Georgia State Sen. Nikema Williams To Replace Rep. John Lewis On November Ballot
Georgia Democratic Party officials have selected state Sen. Nikema Williams to replace the late U.S. Rep. John Lewis on the November ballot to represent the state's 5th Congressional District.
Williams, who is also chair of the state's Democratic Party, easily secured enough votes Monday to replace Lewis, the towering Democrat and civil rights icon, who died from pancreatic cancer complications on Friday. He was 80.
Lewis had represented the majority-Black and overwhelmingly Democratic district, which includes Atlanta, since 1987.
The vote came the same day that Lewis' colleagues on Capitol Hill honored him with a moment of silence.
"We are all deeply saddened by the loss of our colleague," House Speaker Nancy Pelosi said in a letter addressed to all House members Monday. "All of us who served with John know that he always worked on the side of the angels. Now he is with them. May he rest in peace."
Ahead of the final vote Monday afternoon, Georgia party officials said an executive committee whittled down a list of 131 applicants who answered the party's open call for candidates.
The group of five finalists included Williams, state Rep. Park Cannon, Atlanta City Council member Andre Dickens, former Morehouse College President Robert Franklin and Georgia NAACP President James Woodall.
Williams was thought by many to be the front-runner for the seat. She said ahead of the vote she was abstaining from casting a ballot, which took place over Zoom due to coronavirus safety protocols.
Even with her abstention, she received 37 of a possible 41 total votes, party officials said in a statement afterward. Cannon received two votes and Woodall a single vote.
Democrats faced a tight deadline of Monday afternoon to appoint a replacement nominee for Lewis, who had won the Democratic nomination once again for the seat last month.

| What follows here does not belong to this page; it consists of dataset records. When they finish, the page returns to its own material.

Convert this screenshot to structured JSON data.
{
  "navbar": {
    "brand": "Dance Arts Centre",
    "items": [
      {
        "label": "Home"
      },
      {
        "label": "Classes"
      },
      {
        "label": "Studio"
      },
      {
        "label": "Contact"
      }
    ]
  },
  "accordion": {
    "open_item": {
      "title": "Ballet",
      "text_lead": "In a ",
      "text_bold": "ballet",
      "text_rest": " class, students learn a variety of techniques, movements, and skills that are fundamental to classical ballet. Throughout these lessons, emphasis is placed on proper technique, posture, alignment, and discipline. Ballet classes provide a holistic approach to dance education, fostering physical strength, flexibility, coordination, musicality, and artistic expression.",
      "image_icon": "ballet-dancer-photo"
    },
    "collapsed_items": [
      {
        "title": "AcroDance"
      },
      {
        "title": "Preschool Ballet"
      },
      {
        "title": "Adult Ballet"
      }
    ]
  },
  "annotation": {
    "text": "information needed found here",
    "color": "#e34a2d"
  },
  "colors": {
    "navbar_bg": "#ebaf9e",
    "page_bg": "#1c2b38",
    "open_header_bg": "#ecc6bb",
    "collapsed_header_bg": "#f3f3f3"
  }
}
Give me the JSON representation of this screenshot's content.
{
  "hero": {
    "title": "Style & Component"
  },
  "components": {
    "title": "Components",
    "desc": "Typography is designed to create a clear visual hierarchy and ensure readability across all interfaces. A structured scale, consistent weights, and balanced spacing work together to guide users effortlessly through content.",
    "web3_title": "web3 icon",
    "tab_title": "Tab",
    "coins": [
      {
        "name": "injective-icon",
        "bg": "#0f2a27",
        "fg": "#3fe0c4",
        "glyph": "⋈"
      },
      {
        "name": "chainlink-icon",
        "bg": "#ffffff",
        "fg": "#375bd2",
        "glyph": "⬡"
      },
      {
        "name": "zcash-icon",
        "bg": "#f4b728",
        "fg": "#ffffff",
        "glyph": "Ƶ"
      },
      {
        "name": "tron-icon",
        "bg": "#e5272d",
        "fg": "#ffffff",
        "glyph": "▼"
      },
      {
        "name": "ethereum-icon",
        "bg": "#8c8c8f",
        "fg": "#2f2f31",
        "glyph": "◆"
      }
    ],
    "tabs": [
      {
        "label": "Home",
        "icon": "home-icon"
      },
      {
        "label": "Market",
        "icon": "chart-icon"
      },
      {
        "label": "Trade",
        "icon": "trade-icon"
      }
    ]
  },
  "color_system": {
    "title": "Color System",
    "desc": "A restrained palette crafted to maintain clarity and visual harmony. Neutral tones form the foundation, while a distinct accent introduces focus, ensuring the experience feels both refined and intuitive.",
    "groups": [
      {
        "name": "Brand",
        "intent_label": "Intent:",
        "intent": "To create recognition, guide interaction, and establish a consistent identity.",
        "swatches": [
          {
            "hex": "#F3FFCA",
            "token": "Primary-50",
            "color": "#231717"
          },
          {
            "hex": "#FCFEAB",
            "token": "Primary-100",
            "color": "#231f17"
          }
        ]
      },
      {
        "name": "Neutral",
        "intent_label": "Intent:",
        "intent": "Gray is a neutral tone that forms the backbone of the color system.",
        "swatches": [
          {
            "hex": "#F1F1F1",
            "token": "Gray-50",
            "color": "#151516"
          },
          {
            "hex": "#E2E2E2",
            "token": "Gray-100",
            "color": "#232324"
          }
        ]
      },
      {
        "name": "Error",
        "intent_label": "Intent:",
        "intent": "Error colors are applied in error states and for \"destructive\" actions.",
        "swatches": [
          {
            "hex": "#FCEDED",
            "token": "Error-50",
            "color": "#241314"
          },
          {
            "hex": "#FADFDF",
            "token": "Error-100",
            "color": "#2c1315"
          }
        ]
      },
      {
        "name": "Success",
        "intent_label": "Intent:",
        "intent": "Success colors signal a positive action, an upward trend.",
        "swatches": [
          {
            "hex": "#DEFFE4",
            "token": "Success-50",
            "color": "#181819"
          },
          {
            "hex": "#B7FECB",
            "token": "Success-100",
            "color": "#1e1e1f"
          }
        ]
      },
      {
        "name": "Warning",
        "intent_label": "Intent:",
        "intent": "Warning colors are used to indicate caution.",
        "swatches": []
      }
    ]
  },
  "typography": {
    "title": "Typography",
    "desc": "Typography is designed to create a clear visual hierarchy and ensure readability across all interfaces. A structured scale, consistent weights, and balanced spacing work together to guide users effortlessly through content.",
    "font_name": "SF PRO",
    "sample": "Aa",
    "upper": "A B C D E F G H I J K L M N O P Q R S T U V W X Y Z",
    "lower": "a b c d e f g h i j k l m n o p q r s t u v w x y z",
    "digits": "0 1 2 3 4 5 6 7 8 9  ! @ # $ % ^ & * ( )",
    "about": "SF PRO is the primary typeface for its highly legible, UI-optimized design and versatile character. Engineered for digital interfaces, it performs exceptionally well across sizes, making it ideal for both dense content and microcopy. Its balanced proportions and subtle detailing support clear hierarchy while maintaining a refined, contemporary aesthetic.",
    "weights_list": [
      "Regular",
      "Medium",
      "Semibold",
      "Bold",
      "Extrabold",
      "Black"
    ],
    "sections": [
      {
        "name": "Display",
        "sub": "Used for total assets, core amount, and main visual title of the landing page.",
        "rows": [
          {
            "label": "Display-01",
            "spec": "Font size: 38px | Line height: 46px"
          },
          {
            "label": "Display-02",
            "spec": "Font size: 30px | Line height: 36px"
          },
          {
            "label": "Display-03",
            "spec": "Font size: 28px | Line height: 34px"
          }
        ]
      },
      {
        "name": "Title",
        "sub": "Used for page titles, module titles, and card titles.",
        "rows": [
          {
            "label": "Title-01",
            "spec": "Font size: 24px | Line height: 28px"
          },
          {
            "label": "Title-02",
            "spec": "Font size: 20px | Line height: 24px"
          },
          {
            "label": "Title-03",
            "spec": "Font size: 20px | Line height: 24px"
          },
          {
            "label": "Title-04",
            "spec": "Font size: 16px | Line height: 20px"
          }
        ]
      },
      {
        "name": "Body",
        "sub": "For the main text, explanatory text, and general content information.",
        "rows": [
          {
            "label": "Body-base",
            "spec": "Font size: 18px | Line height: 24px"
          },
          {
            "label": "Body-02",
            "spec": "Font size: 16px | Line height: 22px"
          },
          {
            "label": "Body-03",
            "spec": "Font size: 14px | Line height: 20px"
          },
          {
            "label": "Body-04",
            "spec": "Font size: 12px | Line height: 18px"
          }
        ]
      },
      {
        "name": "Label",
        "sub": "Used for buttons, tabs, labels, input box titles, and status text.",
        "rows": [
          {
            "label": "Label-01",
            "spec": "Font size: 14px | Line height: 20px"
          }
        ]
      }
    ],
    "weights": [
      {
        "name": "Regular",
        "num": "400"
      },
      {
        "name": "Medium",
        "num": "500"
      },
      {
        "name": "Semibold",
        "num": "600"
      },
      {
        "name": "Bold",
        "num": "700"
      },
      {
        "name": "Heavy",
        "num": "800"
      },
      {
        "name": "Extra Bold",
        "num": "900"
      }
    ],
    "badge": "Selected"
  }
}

Williams will face GOP nominee Angela Stanton-King, a reality TV star and author whom President Trump pardoned for her role in a car theft ring.
The Democratic Party of Georgia was given until 4:30 p.m. to inform the state of its plans, according to a statement on the secretary of state's website.
"As our state mourns the loss of a great Georgian, the law demands that we move quickly to elect the next representative from the 5th Congressional District," Georgia Secretary of State Brad Raffensperger said.
"Congressman Lewis played a pivotal role in our nation's history to ensure access to the ballot box, and voters can honor his legacy by participating in our democracy as they decide who should represent them in Congress," he added.
The statement also said that Gov. Brian Kemp, a Republican, will call a special election to fill the remainder of Lewis' term, which expires in January.
The special election must be called within the first 10 days of the vacancy, and the election must be 30 days after that, according to the statement.